RUSYA VE MENA BÖLGESİ

Prof. Dr. Osman Metin Öztürk, ASCMER Başkanı

CSS (Center for Security Studies), Rusya’nın MENA (Middle East and North Africa) bölgesi ile olan güncel ilişkilerini ele alan bir analiz[i] yayınlamıştır. Analizin başlığında “Arap Dünyası” geçmiş olsa da, Ortadoğu’da Arap olmayan ülkeler olması nedeniyle, burada “MENA bölgesi” ifadesinin kullanılması tercih edilmiştir.

Analizin özeti; bölgede büyük dış güç/oyuncu konumunu koruma peşinde gözükse de, Rusya’nın, bu konuda net bir stratejiye sahip gözükmediği, bölgede büyük güç/oyuncu sorumluluklarını üstlenme eğilimini yansıtmadığı, bölgeye yaklaşımının pragmatik olduğu ve bölgesel profilini ekonomik, askeri ve politik açılardan güçlendirmek için, Batının yokluğundan ya da yanlış adımlarından yararlandığı şeklindedir.

Ekonomi ağırlıklı analizde kullanılmış grafiklerden de;

i. Rusya’nın MENA bölgesine dâhil 21 ülke ile olan ticaretinin toplam büyüklüğü, 2017 rakamları ile, Rusya’nın toplam ticaret hacminin % 5.46’sı kadar olduğu,

ii. Rusya’nın, K.Afrika’da Cezayir’in en büyük, Mısır’ın ise Fransa ve Almanya’dan sonra üçüncü en büyük silah tedarikçisi olduğu,

iii. Rusya’nın Libya’daki ekonomik ve askeri varlığının, 2014’den 2018’e doğru bir artış eğilimi gösterdiği,

iv. Çin’in, K.Afrika’da Mısır’ın en büyük, Cezayir’in ise ikinci en büyük ticaret ortağı olduğu; bu iki ülkede, ABD’nin Çin’in gerisinde yer aldığı, Rusya’nın ise ilk beş sırada yer almadığı, çıkmaktadır.

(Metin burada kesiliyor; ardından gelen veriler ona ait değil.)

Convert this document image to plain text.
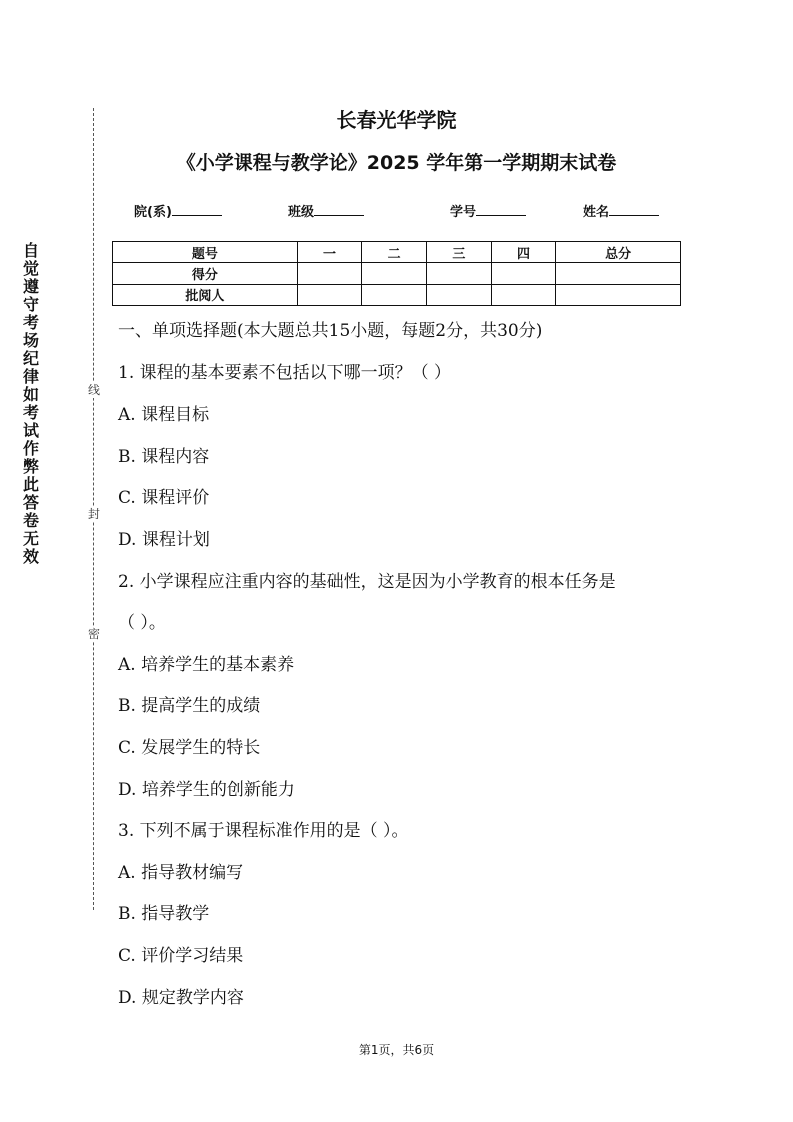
自
觉
遵
守
考
场
纪
律
如
考
试
作
弊
此
答
卷
无
效
线
封
密
长春光华学院
《小学课程与教学论》2025 学年第一学期期末试卷
院(系)	班级	学号	姓名
题号	一	二	三	四	总分
得分					
批阅人					
一、单项选择题(本大题总共15小题，每题2分，共30分)
1. 课程的基本要素不包括以下哪一项？（ ）
A. 课程目标
B. 课程内容
C. 课程评价
D. 课程计划
2. 小学课程应注重内容的基础性，这是因为小学教育的根本任务是
（ ）。
A. 培养学生的基本素养
B. 提高学生的成绩
C. 发展学生的特长
D. 培养学生的创新能力
3. 下列不属于课程标准作用的是（ ）。
A. 指导教材编写
B. 指导教学
C. 评价学习结果
D. 规定教学内容
第1页，共6页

Rusya’nın Eylül 2015’ten başlayarak MENA bölgesinde münhasıran Suriye’ye odaklanmış olduğu; Türkiye de dâhil diğer bölge ülkeleri ile olan ilişkilerindeki gelişmelerin münhasıran Suriye bağlamında kendisini gösterdiği ve Suriye krizinin gölgesinde bir seyir takip ettiği açıktır.

Çin’in K.Afrika’daki varlığının artması, Avrupa ve ABD bağlamında önemlidir. Özellikle Çin ile ticaret savaşı başlatmış ABD açısından… Bunun nedeni, K.Afrika’nın, Avrupa enerji pazarını kontrol etme peşindeki ABD açısından oldukça anlamlı olmasıdır.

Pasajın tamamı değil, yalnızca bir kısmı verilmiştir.